Fresh off the impressive debut of Angry Birds Space, which saw ten million downloads in its first three days after release, Rovio Entertainment today announced the acquisition of Futuremark Games Studio. Prior to the buyout, the studio had served as the gaming arm of benchmarking software company Futuremark and released a small number of titles across PC, iOS, Android, and Xbox Live Arcade. The move will add the Futuremark Games Studio team to Rovio's fleet of talent while allowing Futuremark to focus on its 3DMark benchmarking toolkit, a new version of which is due later this year. No financial terms of the deal have been disclosed, but we get the sense that Rovio can probably afford to throw some money around these days.
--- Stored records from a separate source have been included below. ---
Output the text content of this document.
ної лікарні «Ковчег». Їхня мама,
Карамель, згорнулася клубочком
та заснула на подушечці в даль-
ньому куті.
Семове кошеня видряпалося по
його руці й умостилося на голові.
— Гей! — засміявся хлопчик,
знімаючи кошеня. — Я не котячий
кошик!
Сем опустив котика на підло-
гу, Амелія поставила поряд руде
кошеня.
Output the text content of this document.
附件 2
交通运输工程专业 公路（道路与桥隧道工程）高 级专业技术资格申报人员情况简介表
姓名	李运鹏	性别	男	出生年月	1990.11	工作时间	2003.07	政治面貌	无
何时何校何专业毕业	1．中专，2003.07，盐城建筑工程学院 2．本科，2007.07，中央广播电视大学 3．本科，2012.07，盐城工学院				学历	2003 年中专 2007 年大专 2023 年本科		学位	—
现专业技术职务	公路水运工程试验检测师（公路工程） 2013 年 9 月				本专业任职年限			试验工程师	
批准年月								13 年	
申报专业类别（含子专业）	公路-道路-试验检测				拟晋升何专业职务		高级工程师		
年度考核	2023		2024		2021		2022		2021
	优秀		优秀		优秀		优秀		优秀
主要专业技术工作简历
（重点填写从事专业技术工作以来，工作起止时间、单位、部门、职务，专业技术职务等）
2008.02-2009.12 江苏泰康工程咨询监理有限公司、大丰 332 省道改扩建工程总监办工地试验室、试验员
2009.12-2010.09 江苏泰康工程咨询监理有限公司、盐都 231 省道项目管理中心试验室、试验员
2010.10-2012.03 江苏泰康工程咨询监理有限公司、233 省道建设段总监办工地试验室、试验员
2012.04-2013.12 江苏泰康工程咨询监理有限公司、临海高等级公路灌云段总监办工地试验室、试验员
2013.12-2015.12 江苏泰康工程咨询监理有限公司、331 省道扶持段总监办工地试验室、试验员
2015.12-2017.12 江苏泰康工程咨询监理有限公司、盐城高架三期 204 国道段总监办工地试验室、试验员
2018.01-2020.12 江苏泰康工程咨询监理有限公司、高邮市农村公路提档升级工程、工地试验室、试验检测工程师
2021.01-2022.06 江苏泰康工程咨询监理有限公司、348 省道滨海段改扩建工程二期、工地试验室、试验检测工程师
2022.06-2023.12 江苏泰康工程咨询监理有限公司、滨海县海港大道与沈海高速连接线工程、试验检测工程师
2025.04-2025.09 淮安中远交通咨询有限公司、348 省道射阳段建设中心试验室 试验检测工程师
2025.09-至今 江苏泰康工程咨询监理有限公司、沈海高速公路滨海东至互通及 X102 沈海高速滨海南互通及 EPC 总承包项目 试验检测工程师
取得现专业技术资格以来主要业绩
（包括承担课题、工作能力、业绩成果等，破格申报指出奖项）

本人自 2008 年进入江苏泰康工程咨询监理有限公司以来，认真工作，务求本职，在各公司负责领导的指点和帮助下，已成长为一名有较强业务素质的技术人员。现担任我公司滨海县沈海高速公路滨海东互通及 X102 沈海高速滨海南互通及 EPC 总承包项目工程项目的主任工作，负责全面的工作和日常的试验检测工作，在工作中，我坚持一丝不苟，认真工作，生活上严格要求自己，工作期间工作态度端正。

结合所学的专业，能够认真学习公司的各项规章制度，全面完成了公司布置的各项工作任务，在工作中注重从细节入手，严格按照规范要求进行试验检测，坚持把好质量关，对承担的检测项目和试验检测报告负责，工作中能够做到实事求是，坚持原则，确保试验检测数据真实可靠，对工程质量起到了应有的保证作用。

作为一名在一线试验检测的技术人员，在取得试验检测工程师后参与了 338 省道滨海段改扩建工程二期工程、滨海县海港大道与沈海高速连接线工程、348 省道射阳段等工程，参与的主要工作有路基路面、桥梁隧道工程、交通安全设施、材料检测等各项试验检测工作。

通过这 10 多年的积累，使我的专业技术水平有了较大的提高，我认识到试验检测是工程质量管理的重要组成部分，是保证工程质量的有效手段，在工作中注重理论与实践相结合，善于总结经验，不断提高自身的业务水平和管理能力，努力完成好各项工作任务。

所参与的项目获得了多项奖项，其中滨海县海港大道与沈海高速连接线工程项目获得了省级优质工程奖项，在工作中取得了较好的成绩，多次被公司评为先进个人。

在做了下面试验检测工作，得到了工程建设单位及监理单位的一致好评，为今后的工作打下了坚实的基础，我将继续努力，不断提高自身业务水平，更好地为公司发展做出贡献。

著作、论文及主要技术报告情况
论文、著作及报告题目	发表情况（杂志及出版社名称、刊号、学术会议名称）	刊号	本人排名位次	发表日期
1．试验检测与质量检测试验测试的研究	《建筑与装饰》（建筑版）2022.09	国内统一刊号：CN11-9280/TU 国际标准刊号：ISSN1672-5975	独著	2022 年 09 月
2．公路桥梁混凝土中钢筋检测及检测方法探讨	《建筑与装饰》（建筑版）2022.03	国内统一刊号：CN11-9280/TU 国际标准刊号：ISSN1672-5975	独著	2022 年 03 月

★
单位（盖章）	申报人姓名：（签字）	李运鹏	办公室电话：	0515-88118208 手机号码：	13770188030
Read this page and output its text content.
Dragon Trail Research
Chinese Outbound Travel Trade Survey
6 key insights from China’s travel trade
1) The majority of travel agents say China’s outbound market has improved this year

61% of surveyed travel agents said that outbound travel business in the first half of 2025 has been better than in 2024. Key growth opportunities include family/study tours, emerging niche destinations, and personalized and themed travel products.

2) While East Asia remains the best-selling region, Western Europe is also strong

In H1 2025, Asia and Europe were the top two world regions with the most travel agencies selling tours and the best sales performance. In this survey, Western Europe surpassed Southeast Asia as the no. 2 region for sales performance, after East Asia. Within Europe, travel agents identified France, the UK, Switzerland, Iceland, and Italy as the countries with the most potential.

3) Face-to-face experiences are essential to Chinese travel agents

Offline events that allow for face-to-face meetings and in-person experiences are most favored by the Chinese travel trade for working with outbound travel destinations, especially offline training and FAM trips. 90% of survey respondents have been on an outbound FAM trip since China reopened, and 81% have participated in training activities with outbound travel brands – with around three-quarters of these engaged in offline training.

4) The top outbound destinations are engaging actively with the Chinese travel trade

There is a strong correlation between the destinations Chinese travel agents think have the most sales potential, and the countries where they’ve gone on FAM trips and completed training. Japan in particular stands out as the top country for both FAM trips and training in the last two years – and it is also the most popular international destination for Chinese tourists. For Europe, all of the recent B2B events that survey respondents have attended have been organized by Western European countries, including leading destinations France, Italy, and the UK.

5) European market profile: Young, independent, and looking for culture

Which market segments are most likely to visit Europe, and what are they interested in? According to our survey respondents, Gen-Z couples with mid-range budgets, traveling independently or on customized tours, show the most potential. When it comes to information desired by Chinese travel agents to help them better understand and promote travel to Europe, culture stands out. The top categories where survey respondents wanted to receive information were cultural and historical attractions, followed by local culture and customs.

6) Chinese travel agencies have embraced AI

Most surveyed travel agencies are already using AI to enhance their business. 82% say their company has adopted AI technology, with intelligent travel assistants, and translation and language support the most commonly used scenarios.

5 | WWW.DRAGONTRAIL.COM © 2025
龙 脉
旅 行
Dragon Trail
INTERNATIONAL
The news comes on the heels of another milestone for the Rovio family. The company’s “Angry Birds Space” game, which launched on Thursday, received 10 million downloads in three days, VentureBeat.com reports:

By getting 10 million downloads in three days, Angry Birds Space has vaulted the mobile game business into the stratosphere of [bona fide] entertainment blockbusters.

It’s hard to calculate how much money the game has generated because prices range from 99 cents for Angry Birds Space on iOS to $6 on Windows PCs. At $10 million at a minimum, that puts Rovio in a different league among mobile game publishers.

Still, the mobile game industry is still young and its revenues are still much smaller when viewed against the backdrop of other entertainment hits. If it were a movie’s opening weekend, the $10 million take wouldn’t be so impressive, as Hollywood’s The Hunger Games proved over the weekend with box office receipts of $155 million.

And in its first 24 hours, Call of Duty: Modern Warfare 3 generated $400 million in its first 24 hours of sales on the PC and consoles in November.

But looked at from the sheer number of users, Rovio’s 10 million customers is impressive. The Modern Warfare 3 user count was just 6.5 million people making purchases in the first 24 hours. All told, Rovio has reached far more users across the globe, with more than 700 million downloads of the whole Angry Birds series since December 2010.

Rovio’s newest game won’t be available on Microsoft’s Windows Phone though, Bloomberg reports:

The new “Angry Birds Space” edition of the world’s most popular mobile-phone game won’t appear on Microsoft Corp.’s Windows Phone platform in a blow to handset maker Nokia Oyj.

“We’re the No. 1 app in the Windows Phone app store, but it’s a big undertaking to support it, and you have to completely rewrite the application,” Peter Vesterbacka, chief marketing officer of the game’s maker, Rovio Entertainment Oy, said in an interview on Bloomberg Television. Rovio, which yesterday started selling the game for Apple Inc.’s iPhone and handsets running Google Inc.’s Android platform, has no plans to release “Angry Birds Space” on Windows Phone, he said.

Nokia is betting on the Windows Phone operating system to revive its struggling smartphone business. The lack of “Angry Birds” may make it more difficult for the company, based in the same Espoo, Finland-based office park as Rovio, to attract gaming-oriented users and persuade developers that its platform is growing.

“This is a worrying development for Windows Phone because it suggests that Rovio does not have much confidence in its future,” Nomura analyst Richard Windsor said today in a report. “As the standard version is already number one on the Windows Phone app store, it gives a strong indication that no one else will expect to be making money writing for this platform either.”